Personal information
- Full name: Josué Daniel Ortiz
- Date of birth: 5 January 1980 (age 46)
- Place of birth: Barinas, Venezuela

Team information
- Current team: Zamora (manager)

Managerial career
- Years: Team
- Deportivo Barinas (youth)
- Zamora (youth)
- 2013: Potros de Barinas
- 2015: Deportivo Anzoátegui (assistant)
- 2016–2017: Atlético Socopó (assistant)
- 2019: Llaneros (assistant)
- 2019–2020: Trujillanos (assistant)
- 2021: Venezuela U20 (assistant)
- 2021: Academia Puerto Cabello (assistant)
- 2022: Aragua (assistant)
- 2024–2025: Zamora (assistant)
- 2025: Titanes
- 2026: Zamora B [es]
- 2026–: Zamora

= Josué Ortiz =

Venezuelan football manager (born 1980)

Josué Daniel Ortiz (born 5 January 1980) is a Venezuelan football manager, currently in charge of Zamora.

==Career==
Born in Barinas, Ortiz worked in the youth sides of Deportivo Barinas and Zamora before beginning his senior coaching career with Potros de Barinas in 2013. In the following seasons, he worked as an assistant at Deportivo Anzoátegui, Atlético Socopó and Llaneros.

In 2019, Ortiz joined Martín Carrillo's staff at Trujillanos, also as an assistant. He followed Carrillo to the Venezuela national under-20 team in December 2020, and later to Academia Puerto Cabello.

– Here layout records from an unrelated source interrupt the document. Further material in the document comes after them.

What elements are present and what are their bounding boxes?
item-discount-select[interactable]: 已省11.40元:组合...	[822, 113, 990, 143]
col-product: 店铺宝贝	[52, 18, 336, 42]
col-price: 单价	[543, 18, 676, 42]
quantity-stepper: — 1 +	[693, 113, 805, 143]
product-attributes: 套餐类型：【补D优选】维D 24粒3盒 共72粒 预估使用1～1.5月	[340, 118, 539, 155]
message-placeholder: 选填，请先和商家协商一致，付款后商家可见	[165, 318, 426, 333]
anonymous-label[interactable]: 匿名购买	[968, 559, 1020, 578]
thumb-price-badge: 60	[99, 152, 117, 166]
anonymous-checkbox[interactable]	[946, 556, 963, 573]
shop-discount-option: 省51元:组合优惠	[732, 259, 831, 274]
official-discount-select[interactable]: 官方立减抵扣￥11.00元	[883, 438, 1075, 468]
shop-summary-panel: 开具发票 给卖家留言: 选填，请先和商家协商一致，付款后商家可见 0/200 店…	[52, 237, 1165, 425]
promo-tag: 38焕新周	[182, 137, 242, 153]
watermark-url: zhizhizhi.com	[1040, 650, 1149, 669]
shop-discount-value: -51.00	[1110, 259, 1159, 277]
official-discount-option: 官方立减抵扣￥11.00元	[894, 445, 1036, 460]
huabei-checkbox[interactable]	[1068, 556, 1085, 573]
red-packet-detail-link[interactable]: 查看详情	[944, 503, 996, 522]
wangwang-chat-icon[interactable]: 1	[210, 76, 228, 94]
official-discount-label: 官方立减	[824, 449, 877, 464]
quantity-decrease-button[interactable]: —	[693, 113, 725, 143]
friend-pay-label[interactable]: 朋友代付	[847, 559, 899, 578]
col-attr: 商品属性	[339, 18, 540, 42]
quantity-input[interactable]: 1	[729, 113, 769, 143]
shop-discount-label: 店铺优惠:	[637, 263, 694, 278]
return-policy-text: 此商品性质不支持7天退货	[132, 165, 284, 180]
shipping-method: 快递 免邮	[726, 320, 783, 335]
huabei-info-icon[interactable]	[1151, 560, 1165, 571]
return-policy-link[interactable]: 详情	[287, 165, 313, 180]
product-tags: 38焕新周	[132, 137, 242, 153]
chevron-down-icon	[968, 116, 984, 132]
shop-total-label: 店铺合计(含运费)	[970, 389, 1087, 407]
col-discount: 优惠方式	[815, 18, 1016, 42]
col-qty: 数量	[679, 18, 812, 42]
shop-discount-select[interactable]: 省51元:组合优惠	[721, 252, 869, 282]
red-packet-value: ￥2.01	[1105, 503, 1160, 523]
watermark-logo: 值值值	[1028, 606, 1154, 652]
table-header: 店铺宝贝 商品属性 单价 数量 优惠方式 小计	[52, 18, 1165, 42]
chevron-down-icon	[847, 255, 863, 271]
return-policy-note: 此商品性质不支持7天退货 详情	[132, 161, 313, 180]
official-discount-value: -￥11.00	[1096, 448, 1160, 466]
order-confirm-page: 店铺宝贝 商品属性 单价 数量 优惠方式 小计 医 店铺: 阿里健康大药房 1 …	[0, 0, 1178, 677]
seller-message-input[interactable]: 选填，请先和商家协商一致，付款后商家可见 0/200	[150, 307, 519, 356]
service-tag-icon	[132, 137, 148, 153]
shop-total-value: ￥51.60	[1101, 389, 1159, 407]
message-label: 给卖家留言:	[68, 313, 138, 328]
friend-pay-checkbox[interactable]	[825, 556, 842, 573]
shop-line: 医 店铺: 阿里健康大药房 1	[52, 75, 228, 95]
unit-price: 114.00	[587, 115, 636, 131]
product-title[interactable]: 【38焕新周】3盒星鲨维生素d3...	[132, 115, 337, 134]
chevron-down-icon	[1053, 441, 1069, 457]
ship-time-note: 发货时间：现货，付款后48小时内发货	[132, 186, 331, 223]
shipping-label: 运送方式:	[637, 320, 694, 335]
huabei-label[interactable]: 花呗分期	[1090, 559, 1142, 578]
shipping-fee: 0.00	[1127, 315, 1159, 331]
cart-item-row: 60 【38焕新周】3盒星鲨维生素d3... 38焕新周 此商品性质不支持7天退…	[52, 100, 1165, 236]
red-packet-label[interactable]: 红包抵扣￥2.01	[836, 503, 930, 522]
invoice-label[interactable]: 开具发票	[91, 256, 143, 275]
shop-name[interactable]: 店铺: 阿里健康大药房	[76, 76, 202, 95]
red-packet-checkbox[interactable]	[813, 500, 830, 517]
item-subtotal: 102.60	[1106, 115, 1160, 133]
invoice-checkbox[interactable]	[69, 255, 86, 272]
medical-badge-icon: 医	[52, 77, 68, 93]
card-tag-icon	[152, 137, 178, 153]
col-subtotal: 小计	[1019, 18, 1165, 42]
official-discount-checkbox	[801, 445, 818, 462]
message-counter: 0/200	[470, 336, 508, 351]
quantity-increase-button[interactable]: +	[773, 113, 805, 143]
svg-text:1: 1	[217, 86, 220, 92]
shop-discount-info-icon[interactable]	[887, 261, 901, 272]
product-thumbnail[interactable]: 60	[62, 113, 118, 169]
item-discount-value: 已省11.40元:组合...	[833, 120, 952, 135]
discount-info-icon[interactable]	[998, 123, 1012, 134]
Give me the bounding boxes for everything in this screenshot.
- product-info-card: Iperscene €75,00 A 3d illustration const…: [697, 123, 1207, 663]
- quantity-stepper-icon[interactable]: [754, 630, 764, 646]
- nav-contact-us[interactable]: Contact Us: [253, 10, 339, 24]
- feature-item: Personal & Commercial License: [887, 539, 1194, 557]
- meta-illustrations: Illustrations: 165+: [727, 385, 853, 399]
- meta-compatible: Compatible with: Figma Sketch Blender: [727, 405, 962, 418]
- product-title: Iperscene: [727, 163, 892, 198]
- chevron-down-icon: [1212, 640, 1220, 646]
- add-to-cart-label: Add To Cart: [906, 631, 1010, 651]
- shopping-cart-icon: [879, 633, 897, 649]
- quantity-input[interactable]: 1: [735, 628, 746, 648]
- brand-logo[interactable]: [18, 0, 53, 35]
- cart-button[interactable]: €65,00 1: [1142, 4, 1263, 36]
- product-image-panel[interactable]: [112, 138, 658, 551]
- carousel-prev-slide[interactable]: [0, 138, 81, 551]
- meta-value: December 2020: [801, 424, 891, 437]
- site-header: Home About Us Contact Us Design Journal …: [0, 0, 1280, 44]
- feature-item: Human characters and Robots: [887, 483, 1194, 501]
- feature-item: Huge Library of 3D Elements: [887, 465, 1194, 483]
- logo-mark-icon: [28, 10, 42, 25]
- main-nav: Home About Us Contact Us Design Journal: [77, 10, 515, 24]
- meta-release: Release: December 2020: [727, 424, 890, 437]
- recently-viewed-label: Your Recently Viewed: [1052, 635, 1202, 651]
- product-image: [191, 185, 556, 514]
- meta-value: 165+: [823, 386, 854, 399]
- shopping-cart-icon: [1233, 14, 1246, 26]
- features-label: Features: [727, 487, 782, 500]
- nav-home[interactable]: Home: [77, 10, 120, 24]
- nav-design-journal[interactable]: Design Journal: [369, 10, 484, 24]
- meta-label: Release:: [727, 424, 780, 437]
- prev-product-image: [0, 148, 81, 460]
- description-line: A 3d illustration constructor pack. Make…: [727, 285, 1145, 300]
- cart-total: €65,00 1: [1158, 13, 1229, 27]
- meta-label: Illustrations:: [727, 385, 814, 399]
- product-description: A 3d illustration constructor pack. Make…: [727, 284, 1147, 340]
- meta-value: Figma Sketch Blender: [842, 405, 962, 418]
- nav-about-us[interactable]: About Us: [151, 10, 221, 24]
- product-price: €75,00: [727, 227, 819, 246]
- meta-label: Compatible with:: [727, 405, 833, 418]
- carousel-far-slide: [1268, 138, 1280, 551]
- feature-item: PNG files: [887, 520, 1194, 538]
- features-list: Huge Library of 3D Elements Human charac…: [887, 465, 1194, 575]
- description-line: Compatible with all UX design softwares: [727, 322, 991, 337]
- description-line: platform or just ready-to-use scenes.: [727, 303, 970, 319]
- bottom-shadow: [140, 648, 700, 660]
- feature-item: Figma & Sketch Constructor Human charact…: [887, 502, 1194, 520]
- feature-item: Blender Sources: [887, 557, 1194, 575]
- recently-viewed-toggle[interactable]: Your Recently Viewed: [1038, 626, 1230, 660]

Ortiz worked as an assistant at Aragua in 2022, before returning to Zamora in April 2024, as Alí Cañas' assistant. On 6 August 2025, he returned to managerial duties after being appointed in charge of Titanes in the Liga FUTVE 2.

After narrowly missing out promotion to the top tier, Ortiz returned to Zamora and was named manager of the B-team ahead of the 2026 season. On 17 July of that year, he was appointed manager of Zamora's first team.